Publié dans Démocratie

« Ils pensaient que nous ne contesterions pas la décision, que ça passerait comme une lettre à la Poste. Mais ce n’est pas le cas. » Ces mots, ceux d’Olivier Forray, un des avocats du Groupe Antifasciste Lyon et Environs (GALE), résument bien l’état d’esprit qui entourent la dissolution de ce groupe antifasciste lyonnais. Celle-ci a été actée par décret en Conseil des ministres le 30 mars dernier. Mais les principaux concernés ne comptent pas se laisser faire. Par le biais de leurs avocats, Olivier Forray et Agnès Bouquin, ils ont déposé, ce 6 avril, un référé liberté auprès du Conseil D’État pour faire annuler cette décision. « Si on suit la logique de ce décret, c’est la liberté d’expression et de critique qui est supprimée », souligne Olivier Forray.

La loi séparatisme comme cadre légal

Le 17 mars dernier, deux des militants du GALE, désignés par les autorités comme les leaders du groupe, reçoivent une notification de cinq pages expliquant que le Gouvernement a décidé d’engager la dissolution du groupe antifasciste lyonnais. « Il est envisagé de dissoudre ce groupement de fait au motif qu’il provoque à des manifestations armées dans la rue ou à des agissements violents à l’encontre des personnes ou des biens », peut-on ainsi lire. « On n’a pas vraiment été surpris. On savait qu’il y avait des menaces qui planaient sur nous depuis plusieurs mois », commentent Sarah et Nicolas, deux sympathisants du GALE. Malgré tout, cette dissolution est une première au niveau national. « C’est la première fois qu’une dissolution administrative s’appuie exclusivement sur la loi séparatisme », note Olivier Forray. En effet, la procédure repose sur un article de loi initialement créé pour lutter contre les ligues d’extrême droite après les manifestations fascistes de février 1934. Depuis, il a été modifié par la loi Séparatisme qui élargit son champ d’application, notamment aux agissements violents aux biens et personnes. C’est aussi la première fois depuis plusieurs décennies qu’un gouvernement décide de dissoudre un groupe d’extrême gauche. « Et la dernière fois, c’était des groupes armés, donc rien à voir avec nous », explique Sarah.

Sur ces cinq pages sont égrenés les différents faits reprochés au GALE qui, pour le gouvernement, justifie cette dissolution.
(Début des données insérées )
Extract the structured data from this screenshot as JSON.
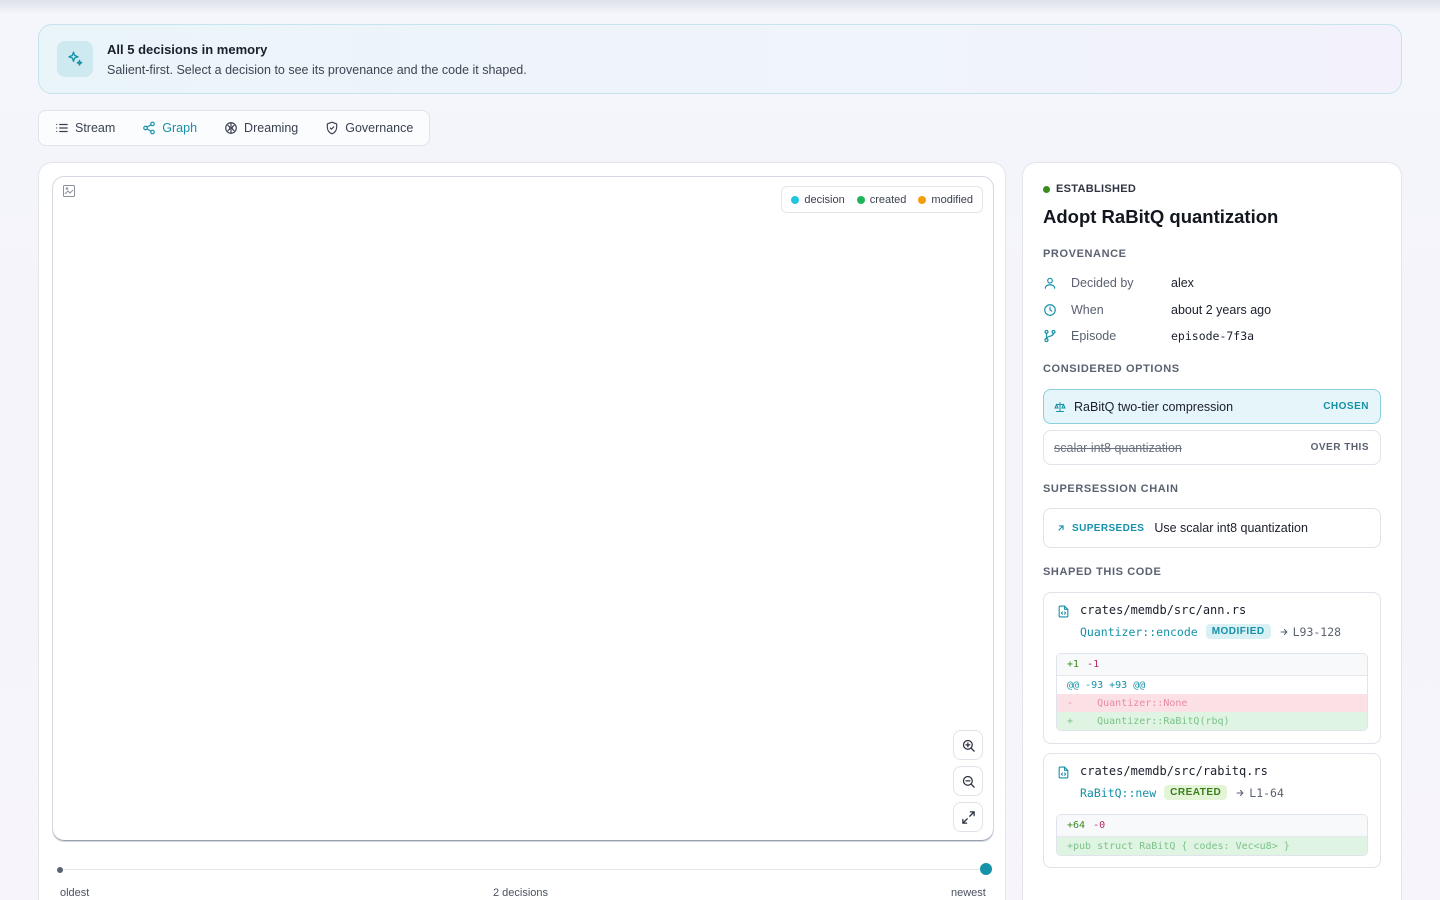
{
  "banner": {
    "title": "All 5 decisions in memory",
    "subtitle": "Salient-first. Select a decision to see its provenance and the code it shaped."
  },
  "tabs": [
    {
      "label": "Stream",
      "icon": "list-icon",
      "active": false
    },
    {
      "label": "Graph",
      "icon": "graph-icon",
      "active": true
    },
    {
      "label": "Dreaming",
      "icon": "brain-icon",
      "active": false
    },
    {
      "label": "Governance",
      "icon": "shield-icon",
      "active": false
    }
  ],
  "graph": {
    "legend": [
      {
        "label": "decision",
        "color": "#22c5e0"
      },
      {
        "label": "created",
        "color": "#22b45a"
      },
      {
        "label": "modified",
        "color": "#f59e0b"
      }
    ],
    "timeline": {
      "start_label": "oldest",
      "middle_label": "2 decisions",
      "end_label": "newest"
    }
  },
  "detail": {
    "status": "ESTABLISHED",
    "status_color": "#3a8a1e",
    "title": "Adopt RaBitQ quantization",
    "provenance_label": "PROVENANCE",
    "provenance": {
      "decided_by_key": "Decided by",
      "decided_by_val": "alex",
      "when_key": "When",
      "when_val": "about 2 years ago",
      "episode_key": "Episode",
      "episode_val": "episode-7f3a"
    },
    "options_label": "CONSIDERED OPTIONS",
    "options": [
      {
        "label": "RaBitQ two-tier compression",
        "tag": "CHOSEN"
      },
      {
        "label": "scalar int8 quantization",
        "tag": "OVER THIS"
      }
    ],
    "chain_label": "SUPERSESSION CHAIN",
    "chain": {
      "tag": "SUPERSEDES",
      "text": "Use scalar int8 quantization"
    },
    "code_label": "SHAPED THIS CODE",
    "code": [
      {
        "path": "crates/memdb/src/ann.rs",
        "symbol": "Quantizer::encode",
        "badge": "MODIFIED",
        "range": "L93-128",
        "plus": "+1",
        "minus": "-1",
        "hunk": "@@ -93 +93 @@",
        "removed": "-    Quantizer::None",
        "added": "+    Quantizer::RaBitQ(rbq)"
      },
      {
        "path": "crates/memdb/src/rabitq.rs",
        "symbol": "RaBitQ::new",
        "badge": "CREATED",
        "range": "L1-64",
        "plus": "+64",
        "minus": "-0",
        "added": "+pub struct RaBitQ { codes: Vec<u8> }"
      }
    ]
  }
}
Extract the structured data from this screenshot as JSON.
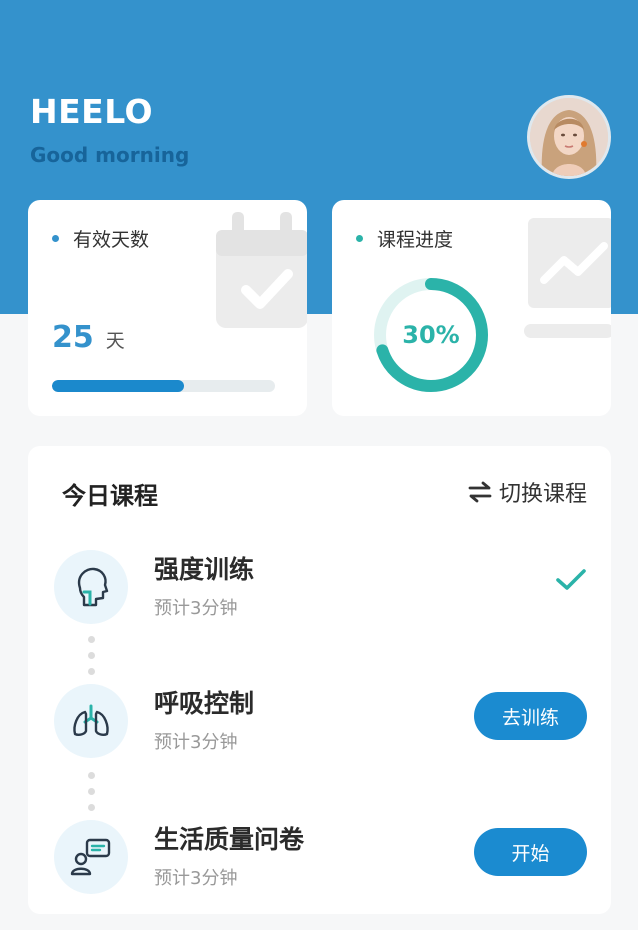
{
  "header": {
    "title": "HEELO",
    "subtitle": "Good morning"
  },
  "cards": {
    "days": {
      "label": "有效天数",
      "value": "25",
      "unit": "天",
      "progress": 0.59,
      "dot_color": "#3492cc",
      "bg_icon": "calendar-check-icon"
    },
    "progress": {
      "label": "课程进度",
      "value_text": "30%",
      "value": 0.7,
      "dot_color": "#2bb3a9",
      "bg_icon": "chart-line-icon"
    }
  },
  "today": {
    "title": "今日课程",
    "switch_label": "切换课程",
    "courses": [
      {
        "name": "强度训练",
        "desc": "预计3分钟",
        "icon": "head-profile-icon",
        "status": "done"
      },
      {
        "name": "呼吸控制",
        "desc": "预计3分钟",
        "icon": "lungs-icon",
        "action": "去训练"
      },
      {
        "name": "生活质量问卷",
        "desc": "预计3分钟",
        "icon": "questionnaire-user-icon",
        "action": "开始"
      }
    ]
  },
  "colors": {
    "primary": "#3492cc",
    "button": "#1b8bd0",
    "teal": "#2bb3a9"
  }
}
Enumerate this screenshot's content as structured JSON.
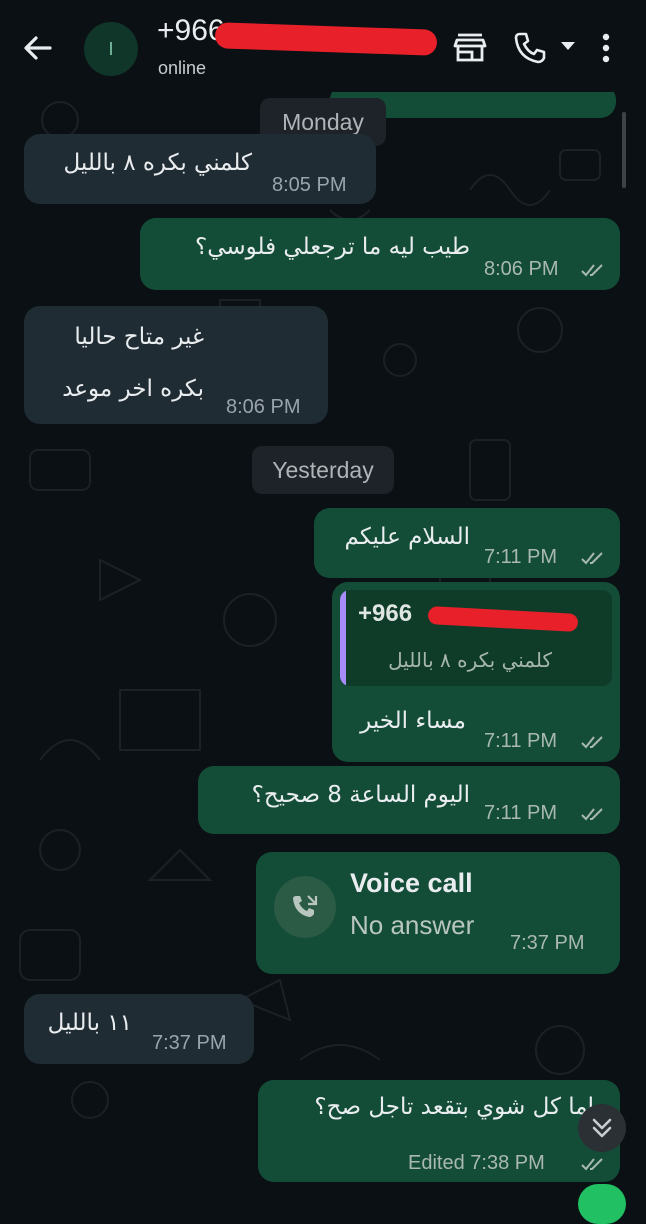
{
  "header": {
    "avatar_letter": "I",
    "contact_number": "+966",
    "status": "online"
  },
  "colors": {
    "background": "#0b1014",
    "incoming_bubble": "#202c33",
    "outgoing_bubble": "#144d37",
    "accent_green": "#21c063",
    "redaction": "#e8202a"
  },
  "icons": [
    "back-arrow-icon",
    "store-icon",
    "phone-icon",
    "chevron-down-icon",
    "more-vert-icon",
    "double-check-icon",
    "missed-call-icon",
    "scroll-down-icon"
  ],
  "dates": {
    "monday": "Monday",
    "yesterday": "Yesterday"
  },
  "messages": {
    "m1": {
      "text": "كلمني بكره ٨ بالليل",
      "time": "8:05 PM"
    },
    "m2": {
      "text": "طيب ليه ما ترجعلي فلوسي؟",
      "time": "8:06 PM"
    },
    "m3": {
      "line1": "غير متاح حاليا",
      "line2": "بكره اخر موعد",
      "time": "8:06 PM"
    },
    "m4": {
      "text": "السلام عليكم",
      "time": "7:11 PM"
    },
    "m5": {
      "quote_author": "+966",
      "quote_text": "كلمني بكره ٨ بالليل",
      "text": "مساء الخير",
      "time": "7:11 PM"
    },
    "m6": {
      "text": "اليوم الساعة 8 صحيح؟",
      "time": "7:11 PM"
    },
    "m7": {
      "title": "Voice call",
      "subtitle": "No answer",
      "time": "7:37 PM"
    },
    "m8": {
      "text": "١١ بالليل",
      "time": "7:37 PM"
    },
    "m9": {
      "text": "اما كل شوي بتقعد تاجل صح؟",
      "time": "Edited 7:38 PM"
    }
  }
}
Les participations supposées à des actions violentes en manifestation et les messages catégorisés comme « haineux » sur les réseaux sociaux contre les forces de l’ordre et l’extrême droite sont donc listés par ordre chronologique. Globalement, il ne s’agit que de slogans classiques du mouvement antifasciste, contre l’institution policière, l’extrême droite et toutes formes de discrimination. « Dans la notification de dissolution, tous les faits listés sont tronqués, manipulés, infondés », balaient les avocats du GALE. Dans les observations qu’ils ont transmises au ministère de l’Intérieur, ils s’attachent à démonter l’argumentaire du gouvernement, point par point. « Les 4 et 5 février 2017, le GALE a organisé à Lyon « le week-end contre les assises présidentielles du Front national », […] au cours duquel des dégradations contre des agences immobilières et des banques ont été commises », peut-on par exemple lire dans la lettre du ministère de l’Intérieur. « Cette manifestation n’a nullement été organisée par le GALE mais par différents collectifs et syndicats », rétorquent les avocats qui poursuivent, « Monsieur X [le militant désigné par les autorités comme le « chef » du GALE] ne pouvait y participer, séjournant hors de Lyon pour des festivités privées. Il est surprenant de lire la vacuité de ce fait affirmé ne reposant que sur de très vagues allégations sans aucun lien. » Avant de conclure qu’ainsi, « il n’existe aucun motif légal permettant d’envisager la dissolution du GALE en l’absence de tout élément précis ou concordant ».

« Devoir de poursuivre le combat juridique »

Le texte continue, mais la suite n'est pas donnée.